ANDREW COOMBS: No, you are right. It hasn’t. There is a lot of speculation in terms of what will happen in the future. However, Sirius has a track record of trading in Germany even in the downturn. And if you look at the last downturn, we were successful in increasing our occupancy. We were successful in increasing our pricing by in excess of 2.1% year on year. And we believe that should a downturn come, we are well positioned with our products to continue to grow our business.
However, if you look at the opportunities that there are in Germany at the moment, for example the portfolio that we are completing fairly shortly – yields in excess of 8% net operating income. And we are financing at lending rates of less than 3%. And I’m not sure that you will find many other places in the world whereby you can effectively buy something that will yield you more than 8% and borrow money at less than 3%, giving you yield spread of five full percentage points.
So I think the opportunities in Germany now and over the coming years are particularly good. I think that obviously there will inevitably be a downturn at some point in the future but, when that occurs, that’s something that Sirius has been through before, and proved that even in those times Sirius can still grow and make good returns for shareholders.
SIKI MGABADELI: So tell us about your property portfolio then and where your properties are actually located in Germany.

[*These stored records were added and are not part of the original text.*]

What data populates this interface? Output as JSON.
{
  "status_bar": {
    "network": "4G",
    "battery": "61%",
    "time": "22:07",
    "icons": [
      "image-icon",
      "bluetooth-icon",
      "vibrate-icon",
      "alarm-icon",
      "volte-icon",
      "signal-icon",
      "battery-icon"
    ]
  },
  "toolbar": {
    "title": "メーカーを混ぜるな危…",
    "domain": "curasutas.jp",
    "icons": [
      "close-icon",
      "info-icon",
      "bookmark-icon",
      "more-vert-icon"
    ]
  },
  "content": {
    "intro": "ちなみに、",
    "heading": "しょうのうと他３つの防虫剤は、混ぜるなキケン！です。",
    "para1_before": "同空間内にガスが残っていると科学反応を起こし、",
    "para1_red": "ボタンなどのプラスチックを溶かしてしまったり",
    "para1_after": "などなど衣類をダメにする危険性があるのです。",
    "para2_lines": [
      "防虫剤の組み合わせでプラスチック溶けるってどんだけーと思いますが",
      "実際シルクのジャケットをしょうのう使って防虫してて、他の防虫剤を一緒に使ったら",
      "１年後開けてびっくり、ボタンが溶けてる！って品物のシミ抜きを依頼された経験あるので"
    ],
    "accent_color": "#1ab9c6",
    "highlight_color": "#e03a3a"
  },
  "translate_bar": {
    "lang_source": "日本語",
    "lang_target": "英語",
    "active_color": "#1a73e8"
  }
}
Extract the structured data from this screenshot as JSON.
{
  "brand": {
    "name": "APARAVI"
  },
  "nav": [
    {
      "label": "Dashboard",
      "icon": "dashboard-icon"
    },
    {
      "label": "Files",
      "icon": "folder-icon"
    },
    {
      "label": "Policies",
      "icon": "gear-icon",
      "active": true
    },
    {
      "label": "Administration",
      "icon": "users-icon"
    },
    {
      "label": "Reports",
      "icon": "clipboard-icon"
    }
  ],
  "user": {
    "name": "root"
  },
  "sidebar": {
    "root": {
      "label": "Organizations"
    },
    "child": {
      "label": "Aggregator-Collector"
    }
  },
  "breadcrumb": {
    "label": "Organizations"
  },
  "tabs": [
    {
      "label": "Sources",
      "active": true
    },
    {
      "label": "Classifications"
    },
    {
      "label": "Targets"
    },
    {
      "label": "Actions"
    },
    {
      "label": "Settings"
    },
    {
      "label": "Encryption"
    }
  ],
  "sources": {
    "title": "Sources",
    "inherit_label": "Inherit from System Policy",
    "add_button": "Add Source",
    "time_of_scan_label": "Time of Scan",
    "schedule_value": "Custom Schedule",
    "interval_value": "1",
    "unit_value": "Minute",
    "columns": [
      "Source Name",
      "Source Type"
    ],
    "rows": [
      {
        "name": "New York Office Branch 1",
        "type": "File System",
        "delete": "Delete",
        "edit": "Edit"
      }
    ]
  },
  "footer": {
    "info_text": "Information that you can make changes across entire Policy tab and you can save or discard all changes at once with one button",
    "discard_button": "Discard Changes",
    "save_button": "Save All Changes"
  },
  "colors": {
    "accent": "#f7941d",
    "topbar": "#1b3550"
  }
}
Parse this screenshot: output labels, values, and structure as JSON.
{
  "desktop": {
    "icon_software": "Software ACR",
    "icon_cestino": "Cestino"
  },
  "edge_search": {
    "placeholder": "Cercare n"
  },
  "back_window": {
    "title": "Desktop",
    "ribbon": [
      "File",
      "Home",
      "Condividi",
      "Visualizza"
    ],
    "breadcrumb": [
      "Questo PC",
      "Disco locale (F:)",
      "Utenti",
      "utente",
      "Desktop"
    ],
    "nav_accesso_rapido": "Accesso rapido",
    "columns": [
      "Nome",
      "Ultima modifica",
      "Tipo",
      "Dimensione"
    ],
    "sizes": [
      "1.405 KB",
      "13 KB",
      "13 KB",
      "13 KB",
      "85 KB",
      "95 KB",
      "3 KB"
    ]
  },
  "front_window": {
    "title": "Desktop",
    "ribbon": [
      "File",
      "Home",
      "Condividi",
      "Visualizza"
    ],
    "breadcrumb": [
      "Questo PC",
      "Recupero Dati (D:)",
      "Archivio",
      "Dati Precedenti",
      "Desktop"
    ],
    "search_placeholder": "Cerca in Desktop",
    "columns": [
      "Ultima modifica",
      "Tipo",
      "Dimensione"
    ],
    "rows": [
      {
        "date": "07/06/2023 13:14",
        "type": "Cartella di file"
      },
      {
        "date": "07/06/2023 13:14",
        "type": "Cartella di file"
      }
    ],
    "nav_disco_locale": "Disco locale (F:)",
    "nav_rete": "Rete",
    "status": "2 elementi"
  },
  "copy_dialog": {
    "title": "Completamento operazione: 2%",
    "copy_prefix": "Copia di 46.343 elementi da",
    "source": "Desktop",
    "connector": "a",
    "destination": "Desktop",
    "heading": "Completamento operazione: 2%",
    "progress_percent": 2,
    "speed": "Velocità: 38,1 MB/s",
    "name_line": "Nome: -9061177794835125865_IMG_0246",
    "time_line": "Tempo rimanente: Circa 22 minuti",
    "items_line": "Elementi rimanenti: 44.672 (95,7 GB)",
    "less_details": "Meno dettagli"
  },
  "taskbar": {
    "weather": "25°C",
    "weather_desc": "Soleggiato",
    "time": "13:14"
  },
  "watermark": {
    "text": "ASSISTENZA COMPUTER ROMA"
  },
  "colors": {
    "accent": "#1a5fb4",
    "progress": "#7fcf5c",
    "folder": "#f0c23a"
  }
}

ANDREW COOMBS: Sirius now with this recent acquisition will own 35 business parks across Germany, consisting of somewhere in the region of 20 buildings. Within those buildings there are 1.1m square metres of net lettable space with over 2 000 tenants, the top 50 of whom give us 60% of our revenue of stability. And those are companies like GKN, Siemens, Daimler Mercedes, Honeywell, MAN – well-recognised global brands.
SIKI MGABADELI: Well, good luck for the listing tomorrow, Andrew Coombs.
David, what’s your view on listed property?
DAVID SHAPIRO: I like listed property. I think we’ve done very well out of it, and particularly what’s making it more attractive is that the long rates are not moving anywhere. If anything, long rates are coming down and that will guide where listed properties trade because listed properties are a hybrid between a bond and equity, simply because they increase their yield every year. So it’s somewhere in between. But I think at these levels I’m still buying them for clients, particularly those who are conscious of returns. You are getting very good returns with the promise of those returns increasing. But I do stick to the better quality, those that I’ve tracked for quite a long time.
SIKI MGABADELI: The known factors.
DAVID SHAPIRO: But all credit to the industry. It’s a well-run industry in South Africa.